Meu avô era um homem do tipo bruto e carinhoso, estopim curto, de
poucas palavras mas de um amor sem precedente pelos netos. Eu, sendo o
primogênito, tive a honra e o privilégio de sentir e viver esse amor
incondicional, base forte de minha criação e educação. Meu berço é este. Sou
praticamente um filho de avôs e avós. Com muito orgulho por sinal.

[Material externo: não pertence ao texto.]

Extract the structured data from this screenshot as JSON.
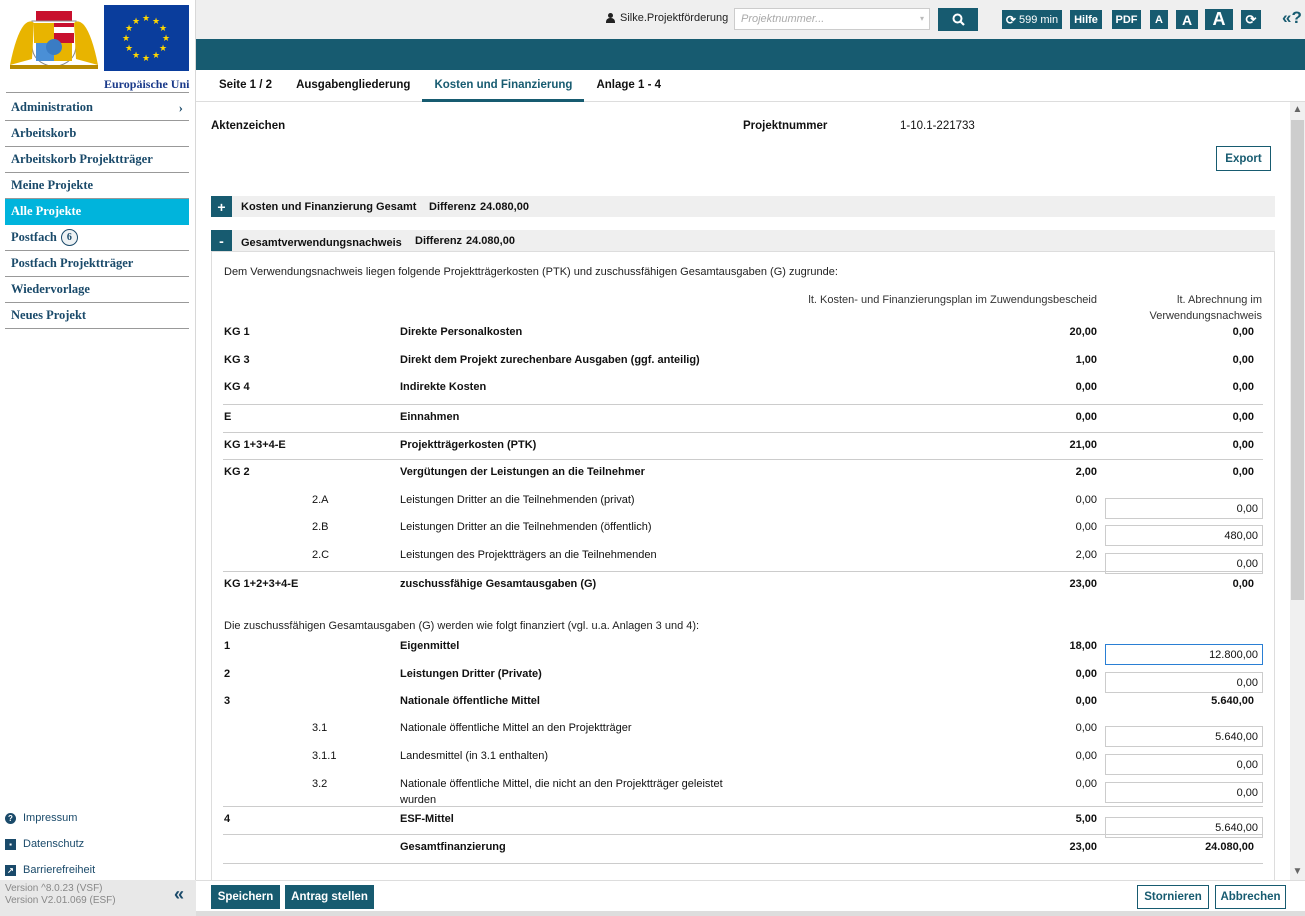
{
  "sidebar": {
    "logo_text": "Europäische Union",
    "nav": [
      {
        "label": "Administration",
        "has_chevron": true
      },
      {
        "label": "Arbeitskorb"
      },
      {
        "label": "Arbeitskorb Projektträger"
      },
      {
        "label": "Meine Projekte"
      },
      {
        "label": "Alle Projekte",
        "active": true
      },
      {
        "label": "Postfach",
        "badge": "6"
      },
      {
        "label": "Postfach Projektträger"
      },
      {
        "label": "Wiedervorlage"
      },
      {
        "label": "Neues Projekt"
      }
    ],
    "footer_links": [
      {
        "label": "Impressum",
        "icon": "question-circle-icon"
      },
      {
        "label": "Datenschutz",
        "icon": "id-card-icon"
      },
      {
        "label": "Barrierefreiheit",
        "icon": "external-link-icon"
      }
    ],
    "version_lines": [
      "Version ^8.0.23 (VSF)",
      "Version V2.01.069 (ESF)"
    ],
    "collapse_symbol": "«"
  },
  "topbar": {
    "user_name": "Silke.Projektförderung",
    "search_placeholder": "Projektnummer...",
    "session_timer": "599 min",
    "help_label": "Hilfe",
    "pdf_label": "PDF",
    "font_small": "A",
    "font_medium": "A",
    "font_large": "A",
    "help_icon_text": "«?"
  },
  "tabs": [
    {
      "label": "Seite 1 / 2"
    },
    {
      "label": "Ausgabengliederung"
    },
    {
      "label": "Kosten und Finanzierung",
      "active": true
    },
    {
      "label": "Anlage 1 - 4"
    }
  ],
  "meta": {
    "aktenzeichen_label": "Aktenzeichen",
    "aktenzeichen_value": "",
    "projektnummer_label": "Projektnummer",
    "projektnummer_value": "1-10.1-221733",
    "export_label": "Export"
  },
  "panels": [
    {
      "toggle": "+",
      "title": "Kosten und Finanzierung Gesamt",
      "diff_label": "Differenz",
      "diff_value": "24.080,00"
    },
    {
      "toggle": "-",
      "title": "Gesamtverwendungsnachweis",
      "diff_label": "Differenz",
      "diff_value": "24.080,00"
    }
  ],
  "table": {
    "intro": "Dem Verwendungsnachweis liegen folgende Projektträgerkosten (PTK) und zuschussfähigen Gesamtausgaben (G) zugrunde:",
    "col_plan": "lt. Kosten- und Finanzierungsplan im Zuwendungsbescheid",
    "col_actual_1": "lt. Abrechnung im",
    "col_actual_2": "Verwendungsnachweis",
    "cost_rows": [
      {
        "code": "KG 1",
        "sub": "",
        "label": "Direkte Personalkosten",
        "plan": "20,00",
        "actual": "0,00",
        "bold": true,
        "input": false
      },
      {
        "code": "KG 3",
        "sub": "",
        "label": "Direkt dem Projekt zurechenbare Ausgaben (ggf. anteilig)",
        "plan": "1,00",
        "actual": "0,00",
        "bold": true,
        "input": false
      },
      {
        "code": "KG 4",
        "sub": "",
        "label": "Indirekte Kosten",
        "plan": "0,00",
        "actual": "0,00",
        "bold": true,
        "input": false
      },
      {
        "code": "E",
        "sub": "",
        "label": "Einnahmen",
        "plan": "0,00",
        "actual": "0,00",
        "bold": true,
        "input": false
      },
      {
        "code": "KG 1+3+4-E",
        "sub": "",
        "label": "Projektträgerkosten (PTK)",
        "plan": "21,00",
        "actual": "0,00",
        "bold": true,
        "input": false
      },
      {
        "code": "KG 2",
        "sub": "",
        "label": "Vergütungen der Leistungen an die Teilnehmer",
        "plan": "2,00",
        "actual": "0,00",
        "bold": true,
        "input": false
      },
      {
        "code": "",
        "sub": "2.A",
        "label": "Leistungen Dritter an die Teilnehmenden (privat)",
        "plan": "0,00",
        "actual": "0,00",
        "bold": false,
        "input": true
      },
      {
        "code": "",
        "sub": "2.B",
        "label": "Leistungen Dritter an die Teilnehmenden (öffentlich)",
        "plan": "0,00",
        "actual": "480,00",
        "bold": false,
        "input": true
      },
      {
        "code": "",
        "sub": "2.C",
        "label": "Leistungen des Projektträgers an die Teilnehmenden",
        "plan": "2,00",
        "actual": "0,00",
        "bold": false,
        "input": true
      },
      {
        "code": "KG 1+2+3+4-E",
        "sub": "",
        "label": "zuschussfähige Gesamtausgaben (G)",
        "plan": "23,00",
        "actual": "0,00",
        "bold": true,
        "input": false
      }
    ],
    "financing_intro": "Die zuschussfähigen Gesamtausgaben (G) werden wie folgt finanziert (vgl. u.a. Anlagen 3 und 4):",
    "financing_rows": [
      {
        "code": "1",
        "sub": "",
        "label": "Eigenmittel",
        "plan": "18,00",
        "actual": "12.800,00",
        "bold": true,
        "input": true,
        "focused": true
      },
      {
        "code": "2",
        "sub": "",
        "label": "Leistungen Dritter (Private)",
        "plan": "0,00",
        "actual": "0,00",
        "bold": true,
        "input": true
      },
      {
        "code": "3",
        "sub": "",
        "label": "Nationale öffentliche Mittel",
        "plan": "0,00",
        "actual": "5.640,00",
        "bold": true,
        "input": false
      },
      {
        "code": "",
        "sub": "3.1",
        "label": "Nationale öffentliche Mittel an den Projektträger",
        "plan": "0,00",
        "actual": "5.640,00",
        "bold": false,
        "input": true
      },
      {
        "code": "",
        "sub": "3.1.1",
        "label": "Landesmittel (in 3.1 enthalten)",
        "plan": "0,00",
        "actual": "0,00",
        "bold": false,
        "input": true
      },
      {
        "code": "",
        "sub": "3.2",
        "label": "Nationale öffentliche Mittel, die nicht an den Projektträger geleistet wurden",
        "plan": "0,00",
        "actual": "0,00",
        "bold": false,
        "input": true
      },
      {
        "code": "4",
        "sub": "",
        "label": "ESF-Mittel",
        "plan": "5,00",
        "actual": "5.640,00",
        "bold": true,
        "input": true
      },
      {
        "code": "",
        "sub": "",
        "label": "Gesamtfinanzierung",
        "plan": "23,00",
        "actual": "24.080,00",
        "bold": true,
        "input": false
      }
    ]
  },
  "actions": {
    "save": "Speichern",
    "submit": "Antrag stellen",
    "cancel_request": "Stornieren",
    "abort": "Abbrechen"
  },
  "colors": {
    "primary": "#175b70",
    "active_nav": "#00b4dc",
    "focus": "#2a7fd4"
  }
}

Seu Joaquim, como era chamado pelos vizinhos e amigos, não sabia
ler nem escrever. Saíra de casa aos quatorze anos de idade. Casou-se com minha
avó Iolanda e teve três filhos: Carlos, o mais velho; Claudete, minha mãe; e
Clóvis, o caçula. Ele tinha um caderninho onde treinava sua assinatura. Gostava
de passar um tempo debruçado sobre o caderno na mesa repetindo aqueles
garranchos. Lembro-me que quando aprendi a ler e escrever por vezes tentei
ensinar-lhe algumas letras e palavras. Não obtive sucesso algum exceto a
atenção dos seus olhos amorosos, que, mesmo ciente de que não daria conta de
aprender nada, ainda assim, mantinha-se firme com total atenção e dedicação paternal de vô.
Bom, vô Joaquim, andou pelo quintal e voltou com um galho de
árvore de uns trinta centímetros. Analisou-o atentamente e com uma faca afinou
uma das pontas. Tratou também de tirar algumas imperfeições. Em seguida amarrou
a corda na outra extremidade da madeira. Sua ideia foi simplesmente genial. Ele
criou ali uma agulha improvisada, ou melhor, um guia para fazer a corda atravessar pelo canal superior da rede de vôlei. Deu certo.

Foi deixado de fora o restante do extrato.